Obviously, his moral mission was so superior to their own that they expunge and thereby dismiss this part of the man’s legacy. Some might not possess the courage to acknowledge it. For others, it may be anathema to reconcile a black man’s fight against homophobia, so they simply pretend it never happened. The love that dares not speak its name and all… It’s reminiscent of those old retouched Soviet photos in which purged personalities progressively disappear as they fall from grace.
So, to retell the rest of the story, Lloyd Barbee—in 1967 a state representative from Milwaukee (he served 1965-1977)—was the first lawmaker to introduce legislation to decriminalize homosexuality. It was two years before the Stonewall Riots of 1969 and in the midst of the national civil rights battle. Then, as now, Milwaukee was a bastion of segregation. Barbee is particularly known for his confrontations with Milwaukee Public Schools over integration. He also challenged many other forms of institutionalized racism against African Americans. Still, this did not distract Barbee’s assault on the state’s sex laws.
At the time, almost any sex act beyond the “missionary position” (and that only between a married couple) was illegal. Barbee’s next attempt for LGBT equality was in 1971, when he introduced a bill to protect gays and lesbians from job discrimination. Although unsuccessful, Barbee helped crack the system and solidify the resolve of LGBTs and their allies who, three years later in 1974, would manage to change the laws.
Those are the historical facts. But why did Lloyd Barbee take on LGBT rights? After all, it was 1967, the year of Milwaukee’s racial tensions that culminated in a midsummer race riot. There was much to do on that front alone. Besides, even Martin Luther King Jr. distanced himself from the issue. But Barbee wasn’t impaired by the myopia of identity politics. He was a true progressive and understood the power of coalitions. Only inclusion and unity for a common cause could create the monolith required to affect change.

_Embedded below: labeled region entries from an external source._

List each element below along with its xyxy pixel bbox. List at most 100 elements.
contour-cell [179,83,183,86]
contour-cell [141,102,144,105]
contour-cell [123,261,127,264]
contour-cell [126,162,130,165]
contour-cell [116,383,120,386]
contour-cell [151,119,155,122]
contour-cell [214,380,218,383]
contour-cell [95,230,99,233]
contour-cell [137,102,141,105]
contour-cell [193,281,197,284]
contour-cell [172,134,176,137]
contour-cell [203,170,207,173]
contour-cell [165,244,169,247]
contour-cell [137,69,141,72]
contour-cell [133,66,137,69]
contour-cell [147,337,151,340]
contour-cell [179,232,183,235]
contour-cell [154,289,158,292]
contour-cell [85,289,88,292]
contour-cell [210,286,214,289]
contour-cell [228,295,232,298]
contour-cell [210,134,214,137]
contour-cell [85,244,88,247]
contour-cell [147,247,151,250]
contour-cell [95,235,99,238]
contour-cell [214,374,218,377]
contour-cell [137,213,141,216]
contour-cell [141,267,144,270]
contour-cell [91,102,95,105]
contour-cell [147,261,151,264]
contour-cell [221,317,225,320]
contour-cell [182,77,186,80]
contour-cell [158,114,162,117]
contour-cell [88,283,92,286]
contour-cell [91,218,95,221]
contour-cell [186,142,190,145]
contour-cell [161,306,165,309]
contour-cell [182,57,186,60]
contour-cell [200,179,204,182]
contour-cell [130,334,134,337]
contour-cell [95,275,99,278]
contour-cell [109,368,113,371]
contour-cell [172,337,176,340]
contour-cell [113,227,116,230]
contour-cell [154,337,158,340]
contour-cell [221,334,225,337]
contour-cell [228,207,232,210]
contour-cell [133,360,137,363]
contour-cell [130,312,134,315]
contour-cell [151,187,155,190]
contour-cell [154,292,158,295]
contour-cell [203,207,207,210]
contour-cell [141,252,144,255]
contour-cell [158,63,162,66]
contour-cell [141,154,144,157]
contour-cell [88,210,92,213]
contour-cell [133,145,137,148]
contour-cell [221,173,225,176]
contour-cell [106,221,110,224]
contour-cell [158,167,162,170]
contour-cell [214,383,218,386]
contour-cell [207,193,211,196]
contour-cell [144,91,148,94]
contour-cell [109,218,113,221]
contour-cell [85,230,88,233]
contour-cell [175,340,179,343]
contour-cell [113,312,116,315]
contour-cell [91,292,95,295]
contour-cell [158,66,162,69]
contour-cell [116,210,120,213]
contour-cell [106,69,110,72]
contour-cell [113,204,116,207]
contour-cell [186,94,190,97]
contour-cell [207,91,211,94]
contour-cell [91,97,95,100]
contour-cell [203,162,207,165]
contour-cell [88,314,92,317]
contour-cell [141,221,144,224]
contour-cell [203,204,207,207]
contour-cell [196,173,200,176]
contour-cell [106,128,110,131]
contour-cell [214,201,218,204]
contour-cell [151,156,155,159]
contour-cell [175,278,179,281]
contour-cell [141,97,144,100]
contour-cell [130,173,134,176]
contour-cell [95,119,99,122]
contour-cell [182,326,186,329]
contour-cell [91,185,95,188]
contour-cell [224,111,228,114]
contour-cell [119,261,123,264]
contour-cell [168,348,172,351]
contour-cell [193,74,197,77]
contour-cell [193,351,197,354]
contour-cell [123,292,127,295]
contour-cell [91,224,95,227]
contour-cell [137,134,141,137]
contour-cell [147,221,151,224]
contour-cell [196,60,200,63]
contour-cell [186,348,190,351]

It’s no coincidence that our own governor infamously proclaimed his own “divide and conquer” strategy. Sadly, he’s been successful because we’ve lost Barbee’s conviction in the unified struggle. Equality for all isn’t merely a political expedient but a moral imperative. It sometimes seems we’ve lost awareness of that fact. Needless to say, there are no African American History Month memorial events planned to celebrate the 50th anniversary of this pioneer’s historic action in the struggle for Wisconsin’s LGBT equality.